Если у человека родятся фантастические замыслы, говорит Ницше, то наверняка у него неразбериха в мыслях. У Карлейля из неразберихи в мыслях родился «Сартор Резартус» – буквально «Перелицованный портной». В этой необычной книге он хотел поместить все мистические, радикальные, антигигманистские мысли, которые пришли ему на ум, используя в качестве канвы вымышленную биографию герра Тейфельсдрека (буквально «чертов навоз»), профессора всеобщих вещей в университете Не-пойми-откуда, автора книги по Философия Одежды, изданной Молчи-ни-Звука и компанией.

В 1900 году вышло девять отдельных изданий «Сартора Резартуса». С тех пор прошло лишь полвека, а книгу настолько прочно забыли, что полезно было бы привести ее краткое содержание. «Сартор» состоит из трех частей: в первой со множеством шуток и отступлений рассказывается о карьере Тейфельсдрека и пути, каким рукопись о нем попала в руки предполагаемого редактора; вторая часть повествует о детстве и юности Тейфельсдрека; в третьей излагается Философия Одежды. Книга представляет собой картину интеллектуального и духовного развития ее автора и критику различных сторон британской жизни с позиции, выраженной в «Знамениях времени».

В кратком описании, однако, невозможно передать ни манеры, в которой написана книга, ни степени ее воздействия. По манере ее можно в самых общих чертах сравнить со Стерном; профессор перескакивает с темы на тему, с политического спора на комедию, от педантизма к полной нелепице, когда история Тейфельсдрека обнаруживается в шести бумажных пакетах, помеченных знаками зодиака, где, кроме нее, оказываются еще счета за прачечную и «Метафизикотеологическое изыскание, разрозненные мысли относительно парового двигателя». Затем комедия внезапно превращается в безжалостную сатиру, когда профессор комментирует проект своего ученика, надворного советника Саранчи, который предлагает создать Институт угнетения населения.
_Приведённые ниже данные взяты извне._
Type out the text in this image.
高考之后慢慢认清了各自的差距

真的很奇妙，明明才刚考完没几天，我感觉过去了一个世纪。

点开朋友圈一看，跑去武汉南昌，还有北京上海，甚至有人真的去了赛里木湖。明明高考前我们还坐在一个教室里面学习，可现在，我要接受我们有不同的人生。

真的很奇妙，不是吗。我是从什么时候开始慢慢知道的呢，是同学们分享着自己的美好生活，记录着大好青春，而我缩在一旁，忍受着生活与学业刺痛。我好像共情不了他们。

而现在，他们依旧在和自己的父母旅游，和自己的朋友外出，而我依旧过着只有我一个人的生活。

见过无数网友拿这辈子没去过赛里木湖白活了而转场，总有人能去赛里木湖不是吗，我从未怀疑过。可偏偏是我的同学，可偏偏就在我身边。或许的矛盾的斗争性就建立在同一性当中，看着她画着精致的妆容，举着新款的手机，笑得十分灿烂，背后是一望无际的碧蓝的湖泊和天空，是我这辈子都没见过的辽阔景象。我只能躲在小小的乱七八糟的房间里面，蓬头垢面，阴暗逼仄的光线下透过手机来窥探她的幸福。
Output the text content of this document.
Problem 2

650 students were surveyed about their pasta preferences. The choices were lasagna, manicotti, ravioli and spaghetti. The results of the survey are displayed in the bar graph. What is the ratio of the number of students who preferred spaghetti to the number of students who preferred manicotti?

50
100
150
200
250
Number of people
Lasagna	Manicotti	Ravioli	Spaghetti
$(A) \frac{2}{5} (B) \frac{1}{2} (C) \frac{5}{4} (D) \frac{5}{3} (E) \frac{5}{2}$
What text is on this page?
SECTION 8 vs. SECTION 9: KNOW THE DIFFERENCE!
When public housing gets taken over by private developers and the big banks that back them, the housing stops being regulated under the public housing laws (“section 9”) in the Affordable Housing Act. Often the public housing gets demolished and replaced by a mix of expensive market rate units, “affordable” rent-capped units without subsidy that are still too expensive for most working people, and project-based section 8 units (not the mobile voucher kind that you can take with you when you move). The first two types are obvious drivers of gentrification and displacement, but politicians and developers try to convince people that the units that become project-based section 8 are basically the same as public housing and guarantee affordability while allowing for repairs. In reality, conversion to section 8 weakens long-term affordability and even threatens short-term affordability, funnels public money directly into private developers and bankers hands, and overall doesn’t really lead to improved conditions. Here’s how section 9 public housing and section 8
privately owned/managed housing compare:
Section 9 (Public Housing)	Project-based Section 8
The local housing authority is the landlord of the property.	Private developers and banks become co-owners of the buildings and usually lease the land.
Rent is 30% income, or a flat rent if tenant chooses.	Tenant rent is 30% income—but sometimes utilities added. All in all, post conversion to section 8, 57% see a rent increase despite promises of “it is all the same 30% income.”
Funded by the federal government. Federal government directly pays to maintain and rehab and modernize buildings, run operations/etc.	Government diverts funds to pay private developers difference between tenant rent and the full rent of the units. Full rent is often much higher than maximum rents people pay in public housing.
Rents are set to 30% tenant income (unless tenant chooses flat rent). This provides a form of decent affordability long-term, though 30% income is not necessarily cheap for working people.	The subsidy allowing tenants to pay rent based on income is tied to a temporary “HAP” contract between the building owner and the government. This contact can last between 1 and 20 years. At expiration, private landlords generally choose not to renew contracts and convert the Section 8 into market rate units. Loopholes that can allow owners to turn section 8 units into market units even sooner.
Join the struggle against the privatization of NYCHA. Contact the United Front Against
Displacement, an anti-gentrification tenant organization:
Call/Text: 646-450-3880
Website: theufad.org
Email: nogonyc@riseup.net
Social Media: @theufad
Саранча, убежденный мальтузианец, боится, что люди на перенаселенной земле начнут пожирать друг друга. На это профессор говорит: «Древние спартанцы знали лучший способ; они устраивали охоту на своих рабов и пронзали их копьями, когда те становились слишком многочисленными. При наших усовершенствованных способах охоты, герр надворный советник, да после изобретения огнестрельного оружия и с постоянной армией – насколько упростилась бы задача! Может быть, для какой-нибудь густонаселенной страны хватило бы трех дней в году, чтобы отстрелять всех пауперов, которые накопились за год. Неплохо бы правительствам подумать над этим. Расходы ничтожны – да что там, настрелянное мясо окупит и их. Насолите его и уложите в бочки, и если оно не пойдет впрок ни вам, ни армии и флоту, то уж несчастные пауперы роскошно проживут на нем у себя в работных домах и проч., то есть те из них, кого просвещенные благотворители сочтут достаточно безвредными, чтобы их можно было оставить в живых».

Главным героем «Сартора Резартуса» является, конечно, сам Карлейль, изображенный здесь иронически как человек «гениальных качеств, омрачаемых слишком часто грубостью, неотесанностью и недостатком общения с высшими сословиями», его книга «торжественна, как тихое, окруженное горами озеро, возможно даже кратер потухшего вулкана»; он «умствующий радикал, причем самого мрачного оттенка; он ни в грош не ставит, как правило, обряды и атрибуты нашей цивилизованной жизни», за которые мы все так держимся. Характер героя виден в основном из его суждений, но во второй части «Сартора» мы встречаем подробный рассказ о школьных годах самого Карлейля (только Тейфельсдрека приносит к его приемным родителям в корзинке какой-то незнакомец), о его увлечении Маргарет Гордон и его «возрождении». Такая смесь автобиографического повествования с социальной сатирой сама по себе трудна для восприятия; к этим трудностям прибавляется еще своеобразный стиль Карлейля, впервые в полную силу продемонстрированный в этой книге.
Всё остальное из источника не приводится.